Kim Death Prompts North Korea Power Struggle

Kim Death Prompts North Korea Power Struggle

With an internal power struggle raging after the death of Kim Jong-il, North Korea could pose an even bigger menace to its neighbours and the world.

In the country he ruled for 17 years they called him 'Our Father', 'the Dear Leader' and the 'Great Successor To The Revolutionary Cause'.

George W Bush said his dictatorship was one part of the Axis of Evil, while films like ' Team America ' saw Hollywood mock him as a lonely misfit filled with self-pity.

We will never know exactly how Kim Jong-il saw himself, but to most of the world he was an old-fashioned tyrant - living in luxury while his people starved to death, presiding over a state that shamelessly engaged in criminal activities and threatening his neighbours with nuclear destruction.

With Kim alive, everyone knew who was in charge of North Korea's giant standing army - the fourth largest in the world - and its small, but potentially deadly nuclear capacity.

His regime repeatedly threatened to turn South Korean capital Seoul into "a sea of fire".

Last year the country's military killed four South Koreans when it shelled Yeonpyeong Island, the heaviest bombardment since the 1953 armistice that ended the fighting in the Korean War.

And his regime was also implicated in the sinking of a South Korean battleship, the Cheonan, in which 46 sailors lost their lives.

But few thought that Kim would ever launch a large-scale unprovoked attack, let alone use the nuclear weapons at his disposal.

"He remained in power for much longer than anyone expected," said Daniel Pinkston, senior analyst with the Crisis Group in Seoul.

"He realised that if there was an escalation to full-scale war they would lose, and that would be suicidal for North Korea."

Shortly after announcing Kim Jong-il's death , North Korean state television called on the country to rally around the dictator's anointed successor, his youngest son Kim Jong-un.

Kim-the-younger is still in his twenties, and the product of a Swiss boarding school education.

He bears a striking resemblance to his grandfather Kim Il-sung, the revered founder of the North Korean state, and still the country's 'Eternal President' 17 years after his death.

Kim Jong-un's only known qualification is his lineage.

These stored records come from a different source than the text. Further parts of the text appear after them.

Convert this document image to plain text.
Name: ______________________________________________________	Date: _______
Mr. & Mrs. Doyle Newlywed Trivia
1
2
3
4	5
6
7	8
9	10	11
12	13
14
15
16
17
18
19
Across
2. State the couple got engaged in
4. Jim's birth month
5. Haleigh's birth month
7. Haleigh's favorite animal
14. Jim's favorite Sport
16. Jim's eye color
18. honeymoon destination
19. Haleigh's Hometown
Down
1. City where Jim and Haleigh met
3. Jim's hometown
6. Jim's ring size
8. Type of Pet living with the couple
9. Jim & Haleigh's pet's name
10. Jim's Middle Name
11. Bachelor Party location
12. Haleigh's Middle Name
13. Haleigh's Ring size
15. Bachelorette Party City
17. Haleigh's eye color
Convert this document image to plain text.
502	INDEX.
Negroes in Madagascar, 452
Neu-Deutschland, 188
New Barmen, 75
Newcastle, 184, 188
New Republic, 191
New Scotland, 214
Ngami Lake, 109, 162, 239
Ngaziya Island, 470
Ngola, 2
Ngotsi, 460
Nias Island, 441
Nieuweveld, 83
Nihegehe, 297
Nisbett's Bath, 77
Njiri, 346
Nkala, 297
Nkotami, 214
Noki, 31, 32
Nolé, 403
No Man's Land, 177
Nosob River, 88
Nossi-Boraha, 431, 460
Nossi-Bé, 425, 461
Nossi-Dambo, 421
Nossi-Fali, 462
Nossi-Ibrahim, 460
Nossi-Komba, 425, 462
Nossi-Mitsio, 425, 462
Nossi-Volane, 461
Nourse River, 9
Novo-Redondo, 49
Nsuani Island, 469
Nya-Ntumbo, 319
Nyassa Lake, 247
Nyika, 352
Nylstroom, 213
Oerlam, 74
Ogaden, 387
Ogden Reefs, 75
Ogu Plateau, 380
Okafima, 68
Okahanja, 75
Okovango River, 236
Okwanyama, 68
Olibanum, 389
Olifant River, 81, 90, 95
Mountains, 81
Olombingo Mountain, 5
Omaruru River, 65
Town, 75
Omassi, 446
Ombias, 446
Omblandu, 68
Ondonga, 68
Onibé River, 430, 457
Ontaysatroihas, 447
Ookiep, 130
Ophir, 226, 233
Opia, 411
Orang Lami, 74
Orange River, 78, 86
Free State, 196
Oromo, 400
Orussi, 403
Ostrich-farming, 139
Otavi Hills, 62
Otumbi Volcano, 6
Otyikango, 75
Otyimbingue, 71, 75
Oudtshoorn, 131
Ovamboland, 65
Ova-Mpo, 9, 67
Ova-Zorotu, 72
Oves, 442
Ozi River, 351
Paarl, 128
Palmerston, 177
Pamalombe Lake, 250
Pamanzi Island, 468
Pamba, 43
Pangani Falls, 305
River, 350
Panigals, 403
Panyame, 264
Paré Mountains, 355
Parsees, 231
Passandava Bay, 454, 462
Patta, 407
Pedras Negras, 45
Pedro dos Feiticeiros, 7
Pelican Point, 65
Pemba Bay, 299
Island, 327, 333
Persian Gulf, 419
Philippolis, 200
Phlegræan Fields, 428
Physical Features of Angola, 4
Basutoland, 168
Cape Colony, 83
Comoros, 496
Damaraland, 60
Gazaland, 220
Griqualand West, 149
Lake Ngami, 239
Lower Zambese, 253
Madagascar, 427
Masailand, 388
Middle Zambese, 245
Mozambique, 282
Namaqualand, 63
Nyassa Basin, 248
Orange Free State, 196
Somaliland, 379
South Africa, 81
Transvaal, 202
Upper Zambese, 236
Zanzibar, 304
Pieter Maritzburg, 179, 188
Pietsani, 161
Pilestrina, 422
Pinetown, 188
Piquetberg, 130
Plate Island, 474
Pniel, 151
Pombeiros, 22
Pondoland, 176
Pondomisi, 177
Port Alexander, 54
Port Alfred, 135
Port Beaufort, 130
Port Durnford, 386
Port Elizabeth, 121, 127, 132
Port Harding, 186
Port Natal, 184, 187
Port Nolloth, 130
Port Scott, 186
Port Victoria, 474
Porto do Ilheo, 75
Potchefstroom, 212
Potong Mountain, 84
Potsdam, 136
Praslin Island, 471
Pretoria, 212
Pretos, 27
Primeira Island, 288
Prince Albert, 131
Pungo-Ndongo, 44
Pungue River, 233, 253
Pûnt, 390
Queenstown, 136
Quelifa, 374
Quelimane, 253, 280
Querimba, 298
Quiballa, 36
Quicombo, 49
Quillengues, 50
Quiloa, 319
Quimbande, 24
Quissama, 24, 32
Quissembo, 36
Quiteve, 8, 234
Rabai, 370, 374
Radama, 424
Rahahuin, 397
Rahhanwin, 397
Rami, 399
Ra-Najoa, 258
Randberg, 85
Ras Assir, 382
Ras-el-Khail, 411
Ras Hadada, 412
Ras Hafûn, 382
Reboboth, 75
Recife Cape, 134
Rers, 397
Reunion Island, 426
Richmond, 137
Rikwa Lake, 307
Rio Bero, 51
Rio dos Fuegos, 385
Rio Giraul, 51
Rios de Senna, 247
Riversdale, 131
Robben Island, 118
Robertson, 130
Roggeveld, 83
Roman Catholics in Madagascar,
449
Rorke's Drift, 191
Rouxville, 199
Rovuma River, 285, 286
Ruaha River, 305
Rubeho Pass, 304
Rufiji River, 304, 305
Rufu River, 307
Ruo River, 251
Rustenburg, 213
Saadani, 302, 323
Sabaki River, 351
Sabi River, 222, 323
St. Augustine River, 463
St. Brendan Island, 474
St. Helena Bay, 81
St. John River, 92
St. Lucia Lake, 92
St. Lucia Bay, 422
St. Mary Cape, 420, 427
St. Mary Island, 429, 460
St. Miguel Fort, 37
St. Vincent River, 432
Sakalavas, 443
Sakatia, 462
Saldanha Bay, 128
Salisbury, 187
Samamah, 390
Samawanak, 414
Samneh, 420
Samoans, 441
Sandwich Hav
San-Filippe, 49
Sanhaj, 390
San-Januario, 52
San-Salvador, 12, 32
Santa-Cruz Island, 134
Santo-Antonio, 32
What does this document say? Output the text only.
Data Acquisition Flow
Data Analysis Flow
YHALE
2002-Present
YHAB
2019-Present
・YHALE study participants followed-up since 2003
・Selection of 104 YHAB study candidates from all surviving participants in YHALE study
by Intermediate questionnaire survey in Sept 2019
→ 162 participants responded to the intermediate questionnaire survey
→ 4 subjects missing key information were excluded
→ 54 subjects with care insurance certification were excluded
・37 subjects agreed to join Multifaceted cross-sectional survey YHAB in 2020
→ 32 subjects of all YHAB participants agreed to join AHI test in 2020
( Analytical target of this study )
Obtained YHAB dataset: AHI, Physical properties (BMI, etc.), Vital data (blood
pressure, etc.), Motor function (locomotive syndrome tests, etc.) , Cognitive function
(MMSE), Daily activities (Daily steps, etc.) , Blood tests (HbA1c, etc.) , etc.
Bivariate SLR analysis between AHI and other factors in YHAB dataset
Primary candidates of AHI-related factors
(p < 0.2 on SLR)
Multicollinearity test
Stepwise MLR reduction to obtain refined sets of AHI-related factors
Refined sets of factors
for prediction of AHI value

The crucial question is whether he will be able to control North Korea as his father did.

There may be other figures in the secretive, military-dominated state that see the transition as an opportunity to seize power.

North Korea's neighbours worry about the possibility of a drawn out leadership struggle, or a power vacuum in which it is not clear who is in charge of the country's nuclear weapons.

Even more frightening is a scenario in which one competing figure launches an attack as a show of strength.

The South Korean media has speculated that one challenger may come in the shape of Chang Sung-taek who is married to Kim Jong-il's younger sister, and is supposed to be mentoring his young nephew.

Another potential rival, say some, is General O Kuk-ryol, a childhood friend of Kim Jong-il and the man behind North Korea's lucrative production of counterfeit US "superdollars".

Then there are Kim Jong-un's two older brothers. One of them, Kim Jong-nam, was originally the chosen successor.

But he then disgraced himself by travelling to Japan with his family on a counterfeit Dominican Republic passport in 2001.

He told officials there he wanted to visit Disneyland, before being publicly deported in front of massed television cameras.

He now lives the life of a playboy in the Chinese city of Macau, occasionally giving impromptu interviews to Japanese and South Korean journalists.

But like everything else in the secretive Stalinist dictatorship, North Korea's succession is shrouded in mystery.

"The inner circle is really impenetrable," said Barbara Demick, author of a recent book about the country.

"They're all protecting each other. Whether they like each other or not, they know that if they hang, they will be hanged together."